Notes inspired by The House of Mirth
Is marriage an unsolvable problem?
It certainly seems that way from the case studies offered in Western literature where happy marriages are few and far between and often of the long distance sort of Odysseus and Penelope who didn’t have to manage living together for twenty years. Barriers seem to foster romance- some of the most romantic writing comes from the medieval courtly love tradition, in which the beloved generally has the flaw of being married to someone else. Or, take the great love of Abélard and Héloïse which was cut short by their mutual betrothal to Christ.
George Bernard Shaw wrote: “The confusion of marriage with morality has done more to destroy the conscience of the human race than any other single error” with just a touch of hyperbole. Moral aims can’t hope to hit a target as quickly moving as marriage, which is forever in flux. In The House of Mirth, Edith Wharton’s character Lilly Bart is an entrant in a new (c. 1905) competitive game of marriage, wherein the rising new money New Yorkers of the early 20th century vie for suitably wealthy mates to serve as luxury items. The story is a satire but it reads like a Gothic horror. High society is depicted as an endless string of bloodless gladiatorial games with cigarettes and coffee cups filling in for spears and shields. Lilly’s every word and expression is scrutinized by predatory courtiers lacking any court worth the name. Things go south in her life like they do in nightmares: with logic but sans raison. When her life is ruined on a false charge, Lilly recognizes its deeper truth. None of it is particularly amusing, not even darkly.

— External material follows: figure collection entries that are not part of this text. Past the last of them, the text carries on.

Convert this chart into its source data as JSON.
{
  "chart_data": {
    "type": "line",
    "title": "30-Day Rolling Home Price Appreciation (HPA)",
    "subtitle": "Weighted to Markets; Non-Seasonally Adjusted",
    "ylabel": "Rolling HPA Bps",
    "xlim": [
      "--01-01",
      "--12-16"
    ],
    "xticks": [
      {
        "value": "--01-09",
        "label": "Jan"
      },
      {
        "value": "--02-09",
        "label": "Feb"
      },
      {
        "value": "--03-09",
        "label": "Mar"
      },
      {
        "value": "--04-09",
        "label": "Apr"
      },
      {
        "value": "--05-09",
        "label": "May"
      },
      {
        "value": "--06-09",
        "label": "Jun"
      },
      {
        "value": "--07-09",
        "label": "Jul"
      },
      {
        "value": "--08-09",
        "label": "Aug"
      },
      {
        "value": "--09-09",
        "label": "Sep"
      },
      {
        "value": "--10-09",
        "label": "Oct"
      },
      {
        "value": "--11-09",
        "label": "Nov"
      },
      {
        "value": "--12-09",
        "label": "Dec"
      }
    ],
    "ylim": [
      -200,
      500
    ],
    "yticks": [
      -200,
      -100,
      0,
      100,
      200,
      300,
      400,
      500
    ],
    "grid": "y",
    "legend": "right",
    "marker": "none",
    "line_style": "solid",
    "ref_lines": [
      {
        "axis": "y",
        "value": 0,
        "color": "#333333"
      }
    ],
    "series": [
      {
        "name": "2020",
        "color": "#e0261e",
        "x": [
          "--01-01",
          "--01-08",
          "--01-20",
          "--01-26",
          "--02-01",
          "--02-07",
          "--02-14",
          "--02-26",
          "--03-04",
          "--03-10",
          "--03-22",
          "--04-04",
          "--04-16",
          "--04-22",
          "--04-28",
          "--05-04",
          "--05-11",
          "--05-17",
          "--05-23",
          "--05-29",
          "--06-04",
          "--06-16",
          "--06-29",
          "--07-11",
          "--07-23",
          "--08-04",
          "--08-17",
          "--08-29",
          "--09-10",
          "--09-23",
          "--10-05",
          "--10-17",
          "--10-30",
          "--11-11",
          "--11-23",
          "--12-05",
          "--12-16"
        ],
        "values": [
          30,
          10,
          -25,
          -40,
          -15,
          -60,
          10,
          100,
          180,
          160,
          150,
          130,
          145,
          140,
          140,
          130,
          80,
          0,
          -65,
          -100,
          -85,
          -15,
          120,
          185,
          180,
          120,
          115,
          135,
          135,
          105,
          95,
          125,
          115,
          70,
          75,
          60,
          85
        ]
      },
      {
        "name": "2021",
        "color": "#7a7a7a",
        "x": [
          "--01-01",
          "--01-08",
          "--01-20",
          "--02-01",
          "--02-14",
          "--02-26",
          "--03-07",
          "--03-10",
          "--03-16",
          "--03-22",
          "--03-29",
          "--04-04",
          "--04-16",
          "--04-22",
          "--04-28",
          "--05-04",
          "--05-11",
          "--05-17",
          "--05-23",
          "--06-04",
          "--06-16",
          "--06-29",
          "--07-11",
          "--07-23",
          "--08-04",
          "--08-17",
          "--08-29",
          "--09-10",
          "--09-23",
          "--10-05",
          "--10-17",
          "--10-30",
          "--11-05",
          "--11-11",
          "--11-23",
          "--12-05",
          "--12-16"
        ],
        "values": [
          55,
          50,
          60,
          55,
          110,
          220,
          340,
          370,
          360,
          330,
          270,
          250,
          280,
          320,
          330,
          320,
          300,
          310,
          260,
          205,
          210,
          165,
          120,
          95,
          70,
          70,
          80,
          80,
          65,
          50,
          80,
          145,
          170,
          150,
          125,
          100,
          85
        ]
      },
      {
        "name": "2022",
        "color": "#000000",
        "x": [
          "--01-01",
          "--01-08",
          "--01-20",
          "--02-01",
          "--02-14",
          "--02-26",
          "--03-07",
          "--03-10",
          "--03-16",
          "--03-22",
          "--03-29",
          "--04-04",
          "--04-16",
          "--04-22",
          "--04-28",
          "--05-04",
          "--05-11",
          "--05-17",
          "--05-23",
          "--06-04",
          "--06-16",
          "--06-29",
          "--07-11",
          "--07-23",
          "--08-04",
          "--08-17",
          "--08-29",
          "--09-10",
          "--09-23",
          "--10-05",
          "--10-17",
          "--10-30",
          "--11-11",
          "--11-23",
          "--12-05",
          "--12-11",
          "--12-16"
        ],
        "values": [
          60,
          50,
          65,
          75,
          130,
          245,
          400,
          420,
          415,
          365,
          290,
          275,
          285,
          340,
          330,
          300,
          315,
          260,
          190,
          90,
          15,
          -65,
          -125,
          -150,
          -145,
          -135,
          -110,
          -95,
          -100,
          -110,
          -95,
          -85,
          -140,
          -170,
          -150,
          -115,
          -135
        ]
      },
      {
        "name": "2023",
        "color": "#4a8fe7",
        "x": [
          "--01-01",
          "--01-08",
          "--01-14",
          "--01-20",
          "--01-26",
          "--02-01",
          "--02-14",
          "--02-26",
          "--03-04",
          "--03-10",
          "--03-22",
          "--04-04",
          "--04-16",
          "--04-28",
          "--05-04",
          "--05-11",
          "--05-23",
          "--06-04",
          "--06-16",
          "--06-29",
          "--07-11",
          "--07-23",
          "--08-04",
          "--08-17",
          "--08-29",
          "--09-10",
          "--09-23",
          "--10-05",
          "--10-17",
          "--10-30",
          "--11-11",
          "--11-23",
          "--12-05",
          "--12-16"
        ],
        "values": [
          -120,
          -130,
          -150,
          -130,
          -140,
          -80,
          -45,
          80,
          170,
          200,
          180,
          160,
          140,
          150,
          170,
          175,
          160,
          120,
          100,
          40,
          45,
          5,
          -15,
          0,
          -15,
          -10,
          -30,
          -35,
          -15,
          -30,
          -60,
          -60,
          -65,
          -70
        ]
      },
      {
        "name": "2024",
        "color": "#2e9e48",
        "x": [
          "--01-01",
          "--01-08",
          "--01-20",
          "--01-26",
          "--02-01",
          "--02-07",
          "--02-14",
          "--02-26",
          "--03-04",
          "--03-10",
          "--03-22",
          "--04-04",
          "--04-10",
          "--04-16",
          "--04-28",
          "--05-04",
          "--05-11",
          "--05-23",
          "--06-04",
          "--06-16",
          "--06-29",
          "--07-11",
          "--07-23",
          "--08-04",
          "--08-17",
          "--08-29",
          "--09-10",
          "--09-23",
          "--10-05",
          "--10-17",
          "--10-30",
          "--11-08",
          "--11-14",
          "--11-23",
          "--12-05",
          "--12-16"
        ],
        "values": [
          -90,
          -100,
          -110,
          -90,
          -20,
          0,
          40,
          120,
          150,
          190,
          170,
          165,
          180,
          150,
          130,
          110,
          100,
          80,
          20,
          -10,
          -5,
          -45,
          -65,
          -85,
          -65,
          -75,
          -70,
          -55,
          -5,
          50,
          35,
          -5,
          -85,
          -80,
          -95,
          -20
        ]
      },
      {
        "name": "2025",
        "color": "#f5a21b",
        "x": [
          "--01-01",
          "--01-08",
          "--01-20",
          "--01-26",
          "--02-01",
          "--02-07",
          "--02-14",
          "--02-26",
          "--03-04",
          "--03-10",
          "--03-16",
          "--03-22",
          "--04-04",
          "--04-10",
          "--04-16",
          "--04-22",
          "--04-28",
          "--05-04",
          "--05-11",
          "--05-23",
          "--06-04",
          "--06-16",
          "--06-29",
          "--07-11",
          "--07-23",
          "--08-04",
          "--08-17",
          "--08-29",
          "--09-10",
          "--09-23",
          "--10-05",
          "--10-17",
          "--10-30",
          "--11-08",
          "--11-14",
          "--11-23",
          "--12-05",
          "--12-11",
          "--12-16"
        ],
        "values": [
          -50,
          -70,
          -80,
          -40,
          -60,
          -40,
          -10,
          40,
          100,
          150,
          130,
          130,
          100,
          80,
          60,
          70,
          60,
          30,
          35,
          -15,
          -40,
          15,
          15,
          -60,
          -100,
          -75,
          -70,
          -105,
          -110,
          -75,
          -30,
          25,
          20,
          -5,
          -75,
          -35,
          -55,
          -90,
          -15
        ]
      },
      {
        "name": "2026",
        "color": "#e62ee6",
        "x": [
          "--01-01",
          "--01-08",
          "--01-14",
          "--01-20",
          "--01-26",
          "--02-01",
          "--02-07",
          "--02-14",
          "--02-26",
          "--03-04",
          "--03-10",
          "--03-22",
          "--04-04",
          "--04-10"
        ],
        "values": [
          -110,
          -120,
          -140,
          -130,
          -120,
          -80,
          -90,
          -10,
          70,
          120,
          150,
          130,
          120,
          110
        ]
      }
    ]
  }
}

We recoil at a love story- more one of love voided and avoided- that reads more like an economics textbook because we identify with the ideal of the love match that was then but a specter haunting the Western world. Lilly Bart is somewhere betwixt and between, past the older ideal of the family-arranged marriage and not quite ready for the love match; here the social class facilitates what we might call a ‘smart marriage’ or a marriage of ambition. Today, we might call Lilly an ambivalently aspiring trophy wife, but for her time and milieu, she is just a woman doing what she was raised to do: look pretty, say clever things, and find a man whose wealth will allow her to continue looking pretty and saying clever things. Of course she’s ambivalent. She beats against the bars of a cage not noticing its door hangs open.
Isak Dinesen, who was really Karen Blixen, wrote a treatise “On Modern Marriage” in 1923 when she was caged in Kenya with a deadbeat husband and an aristocratic lover, trying to work out a marriage regime that might make sense. Her conclusion was that love and marriage are dissimilar and need a higher ideal to motivate them, which was once the clan, then the Church, and now, “for the present young generation, who prize individualism above all else, who see love as the highest thing in human life, and whose ideals, when they have any, are freedom and beauty, every love affair that can be conducted freely and beautifully, and in which the personalities can understand, help, give joy to each other has every possibility of existing ideally in itself, without any external enlightenment.” Of course, freedom and beauty are external ideals. Can we ever be fully free in a living, needful relationship with another fully free being? Freud would have said no, and thus ambivalence- we want attachment, just not to be attached ourselves!
I quote Dinsen at length partly to show that people didn’t begin writing that way in the 1960s, but also because the passage seems to sum up the modern ideal ninety years on. Love matches (and no-fault divorces) are the norm for now. If a marriage is founded on freedom and beauty, in spite of the power struggle within every romantic relationship, it seems cruel to expect couples to remain together once that has passed, which is generally the price of being married. And yet, the couples who still report the highest level of “happiness” in their marriages are those from south Asian countries where arranged marriages are the norm.
And yet, there’s something stultifying about spending the rest of your life with someone who makes you happy. Maybe it’s better to settle down with someone who obsesses you instead. Even unhappy erotic obsession seems to renew itself perpetually in a way that happiness seldom does. Reason is a thin reed to hang romance upon. Existence brings any number of unsolvable problems with death being the last and greatest and erotic love as a close second. Humans cannot be expected to be fully rational because rationality cannot solve all of our problems. Marriage could be a quasi-rational solution to an irrational problem.